DENTON (UNT), Texas— The North Texas Regional P-16 College and Career Readiness Marketing Project, headquartered at the University of North Texas, will host a visit for 60 middle school students on May 3 (Friday) to encourage participation in higher education as part of the state-wide celebration of GenTX day.
The North Texas Regional P-16 Council works with schools; families; businesses; faith-based groups; local, state and federal agencies; and community organizations to support the success of students from pre-school to their fourth year of college. The council is co-directed by Jean Keller and Mary Harris, professors in UNT’s College of Education.
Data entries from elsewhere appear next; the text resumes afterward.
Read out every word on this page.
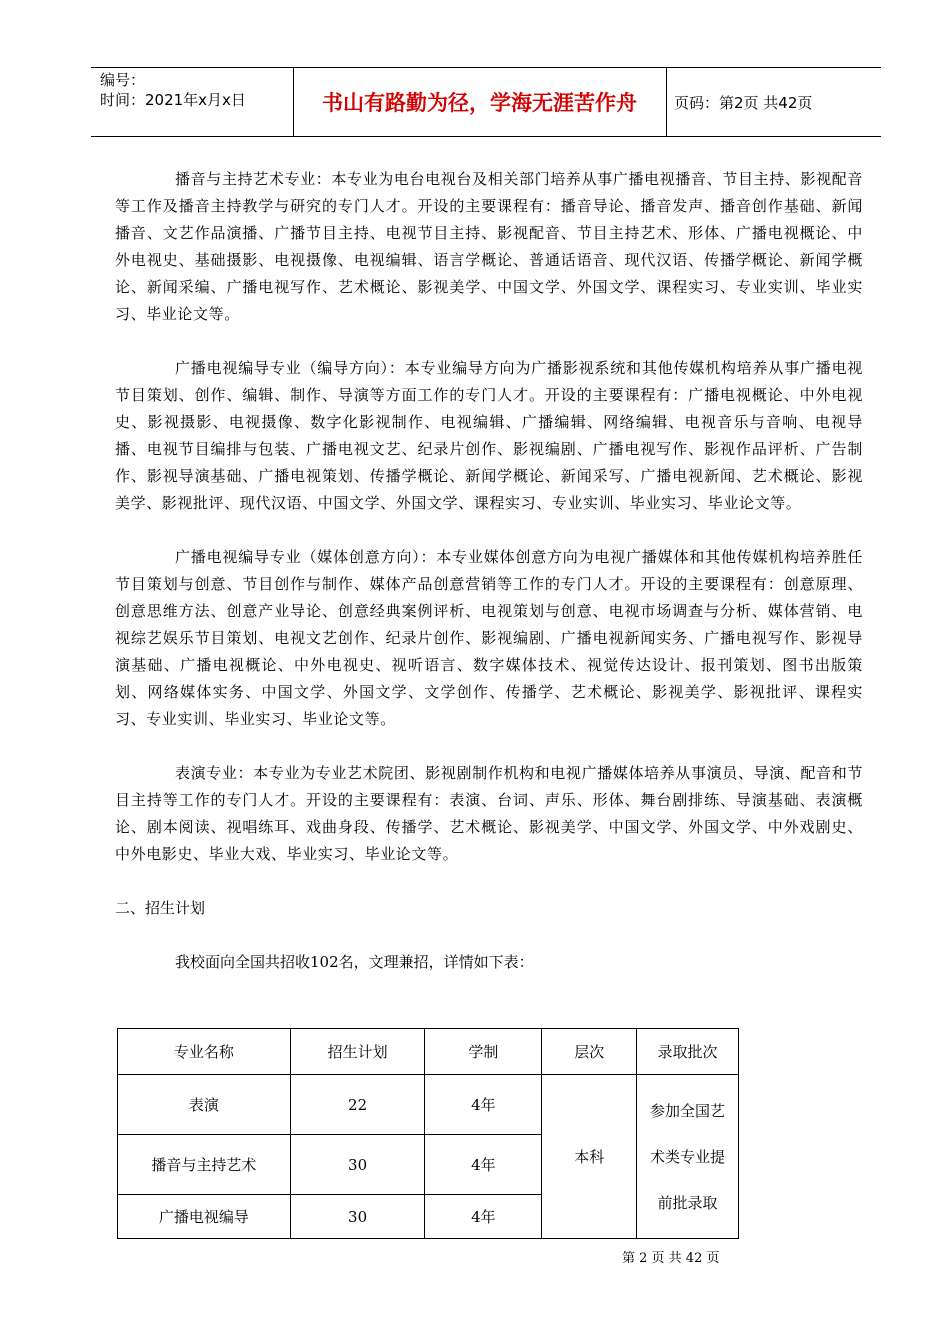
编号：
时间：2021年x月x日	书山有路勤为径，学海无涯苦作舟	页码：第2页 共42页

播音与主持艺术专业：本专业为电台电视台及相关部门培养从事广播电视播音、节目主持、影视配音等工作及播音主持教学与研究的专门人才。开设的主要课程有：播音导论、播音发声、播音创作基础、新闻播音、文艺作品演播、广播节目主持、电视节目主持、影视配音、节目主持艺术、形体、广播电视概论、中外电视史、基础摄影、电视摄像、电视编辑、语言学概论、普通话语音、现代汉语、传播学概论、新闻学概论、新闻采编、广播电视写作、艺术概论、影视美学、中国文学、外国文学、课程实习、专业实训、毕业实习、毕业论文等。

广播电视编导专业（编导方向）：本专业编导方向为广播影视系统和其他传媒机构培养从事广播电视节目策划、创作、编辑、制作、导演等方面工作的专门人才。开设的主要课程有：广播电视概论、中外电视史、影视摄影、电视摄像、数字化影视制作、电视编辑、广播编辑、网络编辑、电视音乐与音响、电视导播、电视节目编排与包装、广播电视文艺、纪录片创作、影视编剧、广播电视写作、影视作品评析、广告制作、影视导演基础、广播电视策划、传播学概论、新闻学概论、新闻采写、广播电视新闻、艺术概论、影视美学、影视批评、现代汉语、中国文学、外国文学、课程实习、专业实训、毕业实习、毕业论文等。

广播电视编导专业（媒体创意方向）：本专业媒体创意方向为电视广播媒体和其他传媒机构培养胜任节目策划与创意、节目创作与制作、媒体产品创意营销等工作的专门人才。开设的主要课程有：创意原理、创意思维方法、创意产业导论、创意经典案例评析、电视策划与创意、电视市场调查与分析、媒体营销、电视综艺娱乐节目策划、电视文艺创作、纪录片创作、影视编剧、广播电视新闻实务、广播电视写作、影视导演基础、广播电视概论、中外电视史、视听语言、数字媒体技术、视觉传达设计、报刊策划、图书出版策划、网络媒体实务、中国文学、外国文学、文学创作、传播学、艺术概论、影视美学、影视批评、课程实习、专业实训、毕业实习、毕业论文等。

表演专业：本专业为专业艺术院团、影视剧制作机构和电视广播媒体培养从事演员、导演、配音和节目主持等工作的专门人才。开设的主要课程有：表演、台词、声乐、形体、舞台剧排练、导演基础、表演概论、剧本阅读、视唱练耳、戏曲身段、传播学、艺术概论、影视美学、中国文学、外国文学、中外戏剧史、中外电影史、毕业大戏、毕业实习、毕业论文等。

二、招生计划

我校面向全国共招收102名，文理兼招，详情如下表：

专业名称	招生计划	学制	层次	录取批次
表演	22	4年	本科	参加全国艺
术类专业提
前批录取

播音与主持艺术	30	4年		
广播电视编导	30	4年		
第 2 页 共 42 页
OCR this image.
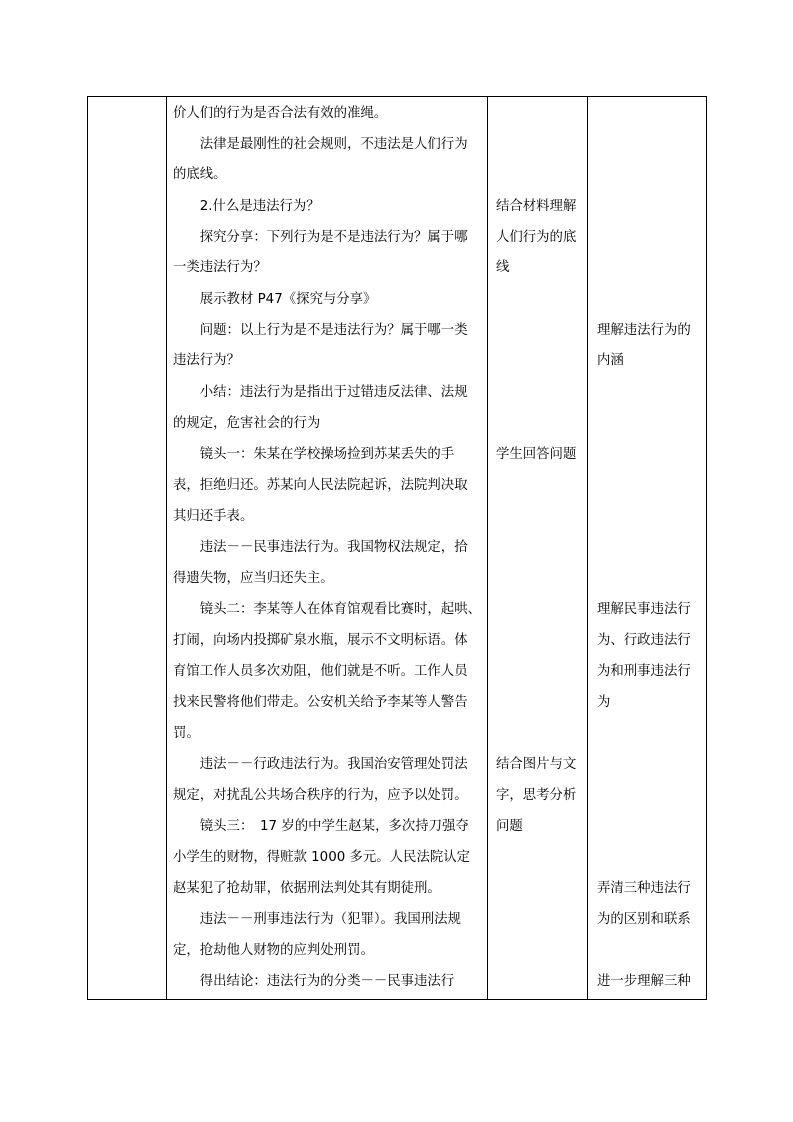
价人们的行为是否合法有效的准绳。
　　法律是最刚性的社会规则，不违法是人们行为
的底线。
　　2.什么是违法行为？
　　探究分享：下列行为是不是违法行为？属于哪
一类违法行为？
　　展示教材 P47《探究与分享》
　　问题：以上行为是不是违法行为？属于哪一类
违法行为？
　　小结：违法行为是指出于过错违反法律、法规
的规定，危害社会的行为
　　镜头一：朱某在学校操场捡到苏某丢失的手
表，拒绝归还。苏某向人民法院起诉，法院判决取
其归还手表。
　　违法－－民事违法行为。我国物权法规定，拾
得遗失物，应当归还失主。
　　镜头二：李某等人在体育馆观看比赛时，起哄、
打闹，向场内投掷矿泉水瓶，展示不文明标语。体
育馆工作人员多次劝阻，他们就是不听。工作人员
找来民警将他们带走。公安机关给予李某等人警告
罚。
　　违法－－行政违法行为。我国治安管理处罚法
规定，对扰乱公共场合秩序的行为，应予以处罚。
　　镜头三：　17 岁的中学生赵某，多次持刀强夺
小学生的财物，得赃款 1000 多元。人民法院认定
赵某犯了抢劫罪，依据刑法判处其有期徒刑。
　　违法－－刑事违法行为（犯罪）。我国刑法规
定，抢劫他人财物的应判处刑罚。
　　得出结论：违法行为的分类－－民事违法行
结合材料理解
人们行为的底
线
学生回答问题
结合图片与文
字，思考分析
问题
理解违法行为的
内涵
理解民事违法行
为、行政违法行
为和刑事违法行
为
弄清三种违法行
为的区别和联系
进一步理解三种
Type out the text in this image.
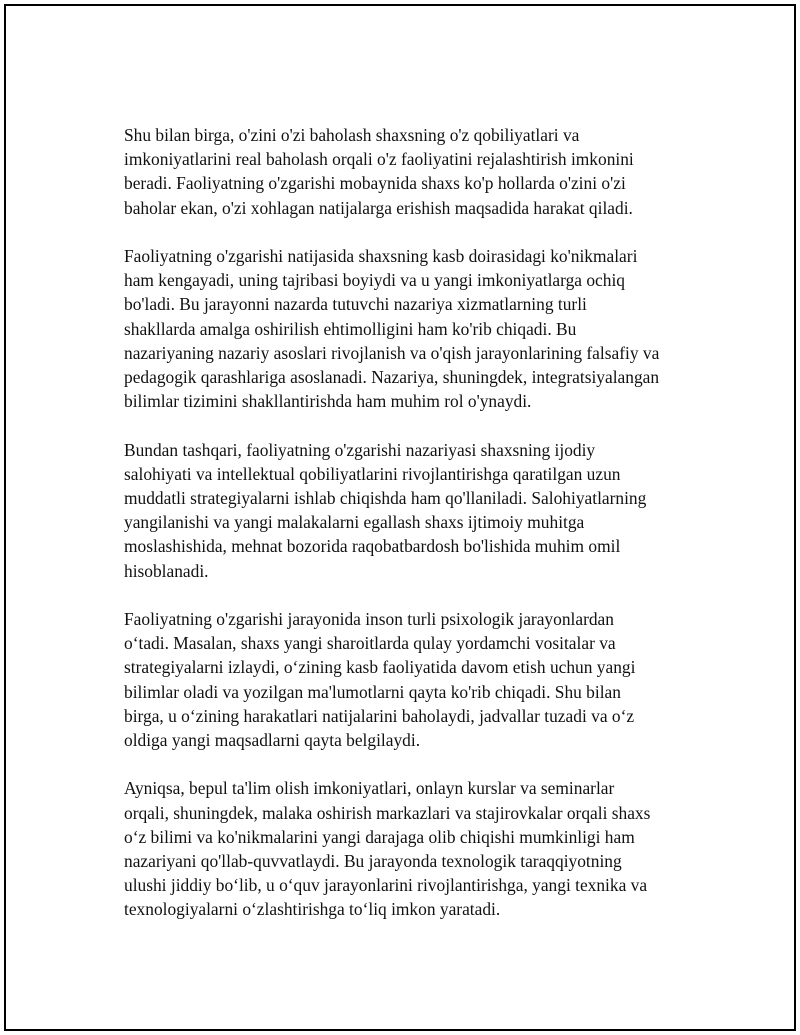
Shu bilan birga, o'zini o'zi baholash shaxsning o'z qobiliyatlari va
imkoniyatlarini real baholash orqali o'z faoliyatini rejalashtirish imkonini
beradi. Faoliyatning o'zgarishi mobaynida shaxs ko'p hollarda o'zini o'zi
baholar ekan, o'zi xohlagan natijalarga erishish maqsadida harakat qiladi.

Faoliyatning o'zgarishi natijasida shaxsning kasb doirasidagi ko'nikmalari
ham kengayadi, uning tajribasi boyiydi va u yangi imkoniyatlarga ochiq
bo'ladi. Bu jarayonni nazarda tutuvchi nazariya xizmatlarning turli
shakllarda amalga oshirilish ehtimolligini ham ko'rib chiqadi. Bu
nazariyaning nazariy asoslari rivojlanish va o'qish jarayonlarining falsafiy va
pedagogik qarashlariga asoslanadi. Nazariya, shuningdek, integratsiyalangan
bilimlar tizimini shakllantirishda ham muhim rol o'ynaydi.

Bundan tashqari, faoliyatning o'zgarishi nazariyasi shaxsning ijodiy
salohiyati va intellektual qobiliyatlarini rivojlantirishga qaratilgan uzun
muddatli strategiyalarni ishlab chiqishda ham qo'llaniladi. Salohiyatlarning
yangilanishi va yangi malakalarni egallash shaxs ijtimoiy muhitga
moslashishida, mehnat bozorida raqobatbardosh bo'lishida muhim omil
hisoblanadi.

Faoliyatning o'zgarishi jarayonida inson turli psixologik jarayonlardan
o‘tadi. Masalan, shaxs yangi sharoitlarda qulay yordamchi vositalar va
strategiyalarni izlaydi, o‘zining kasb faoliyatida davom etish uchun yangi
bilimlar oladi va yozilgan ma'lumotlarni qayta ko'rib chiqadi. Shu bilan
birga, u o‘zining harakatlari natijalarini baholaydi, jadvallar tuzadi va o‘z
oldiga yangi maqsadlarni qayta belgilaydi.

Ayniqsa, bepul ta'lim olish imkoniyatlari, onlayn kurslar va seminarlar
orqali, shuningdek, malaka oshirish markazlari va stajirovkalar orqali shaxs
o‘z bilimi va ko'nikmalarini yangi darajaga olib chiqishi mumkinligi ham
nazariyani qo'llab-quvvatlaydi. Bu jarayonda texnologik taraqqiyotning
ulushi jiddiy bo‘lib, u o‘quv jarayonlarini rivojlantirishga, yangi texnika va
texnologiyalarni o‘zlashtirishga to‘liq imkon yaratadi.
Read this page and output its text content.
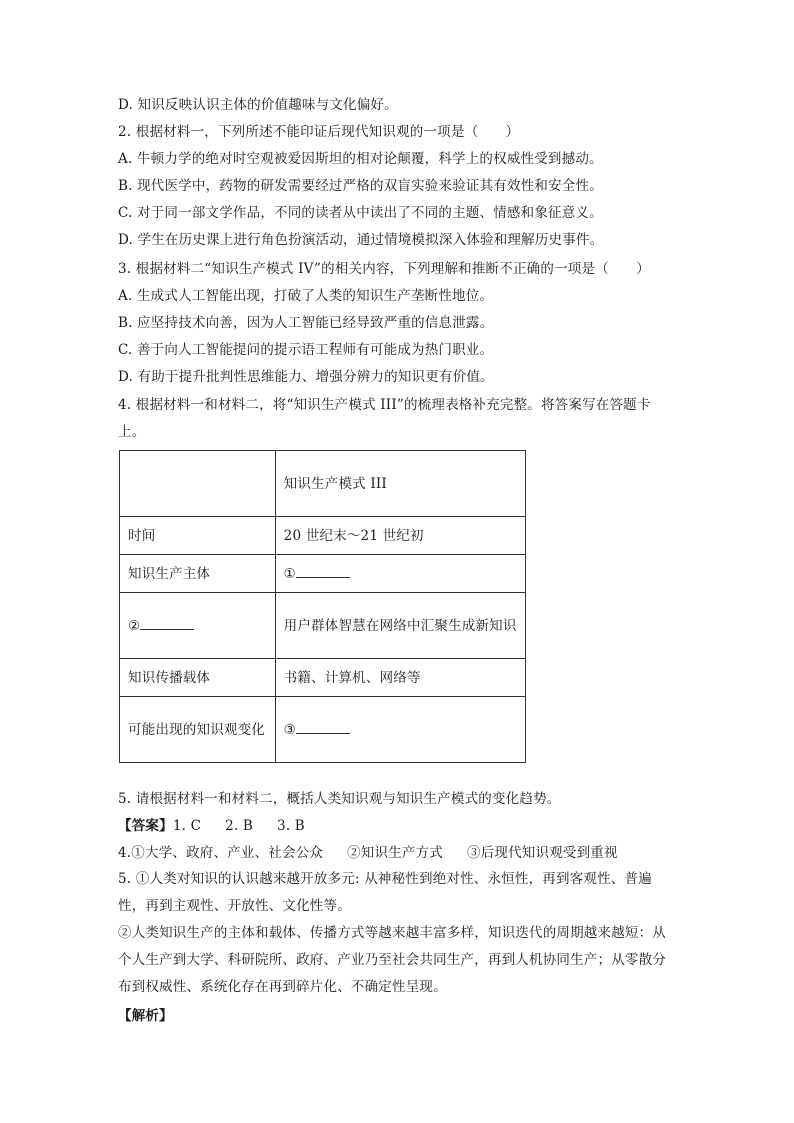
D. 知识反映认识主体的价值趣味与文化偏好。
2. 根据材料一，下列所述不能印证后现代知识观的一项是（　　）
A. 牛顿力学的绝对时空观被爱因斯坦的相对论颠覆，科学上的权威性受到撼动。
B. 现代医学中，药物的研发需要经过严格的双盲实验来验证其有效性和安全性。
C. 对于同一部文学作品，不同的读者从中读出了不同的主题、情感和象征意义。
D. 学生在历史课上进行角色扮演活动，通过情境模拟深入体验和理解历史事件。
3. 根据材料二“知识生产模式 IV”的相关内容，下列理解和推断不正确的一项是（　　）
A. 生成式人工智能出现，打破了人类的知识生产垄断性地位。
B. 应坚持技术向善，因为人工智能已经导致严重的信息泄露。
C. 善于向人工智能提问的提示语工程师有可能成为热门职业。
D. 有助于提升批判性思维能力、增强分辨力的知识更有价值。
4. 根据材料一和材料二，将“知识生产模式 III”的梳理表格补充完整。将答案写在答题卡上。
	知识生产模式 III
时间	20 世纪末～21 世纪初
知识生产主体	①
②	用户群体智慧在网络中汇聚生成新知识
知识传播载体	书籍、计算机、网络等
可能出现的知识观变化	③
5. 请根据材料一和材料二，概括人类知识观与知识生产模式的变化趋势。
【答案】1. C 2. B 3. B
4.①大学、政府、产业、社会公众 ②知识生产方式 ③后现代知识观受到重视
5. ①人类对知识的认识越来越开放多元: 从神秘性到绝对性、永恒性，再到客观性、普遍性，再到主观性、开放性、文化性等。
②人类知识生产的主体和载体、传播方式等越来越丰富多样，知识迭代的周期越来越短：从个人生产到大学、科研院所、政府、产业乃至社会共同生产，再到人机协同生产；从零散分布到权威性、系统化存在再到碎片化、不确定性呈现。
【解析】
“The outcomes associated with the North Texas Regional P-16 Council are: better prepared students, healthier and productive schools, improved educational standings in communities and educated citizens and workforces in communities in the north Texas region,” Keller said.
On Friday, eighth-grade students from Edward H. Cary Middle School in Dallas will interact with UNT students in a series of small-group activities and informal question and answer sessions. The activities are sponsored by the UNT Office of Outreach.
Generation TX is a statewide initiative, supported by the Texas Higher Education Coordinating Board, which focuses on creating a college-going culture across the state. Generation TX is working to clarify the path to college for Texas students and families by providing information on college readiness, college application and financial aid. The first annual GenTX Day launched on May 2011 in Fort Worth, San Antonio and Houston.
Funding for the North Texas Regional P-16 council project is provided by a $50,000 grant from the Texas Higher Education Coordinating Board.
Participation in GenTX day includes wearing a college T-shirt and either filling out a college application, taking a college tour or being a college mentor.
For more information on GenTX day contact the UNT Office of Outreach at 940-369-7391.
About UNT’s College of Education
UNT’s College of Education prepares students to contribute to the advancement of education, health and human development. Founded in 1890 as a teacher’s training college, UNT now enrolls more than 4,000 students in the College of Education, which consists of four departments — counseling and higher education; educational psychology; kinesiology, health promotion and recreation; and teacher education and administration. UNT’s College of Education certifies about 1,000 teachers a year — making it the largest producer of new teachers in the north Texas region. Students are also prepared for careers as researchers, counselors, leaders, physical activity and health promotion specialists, child development and family studies specialists and more.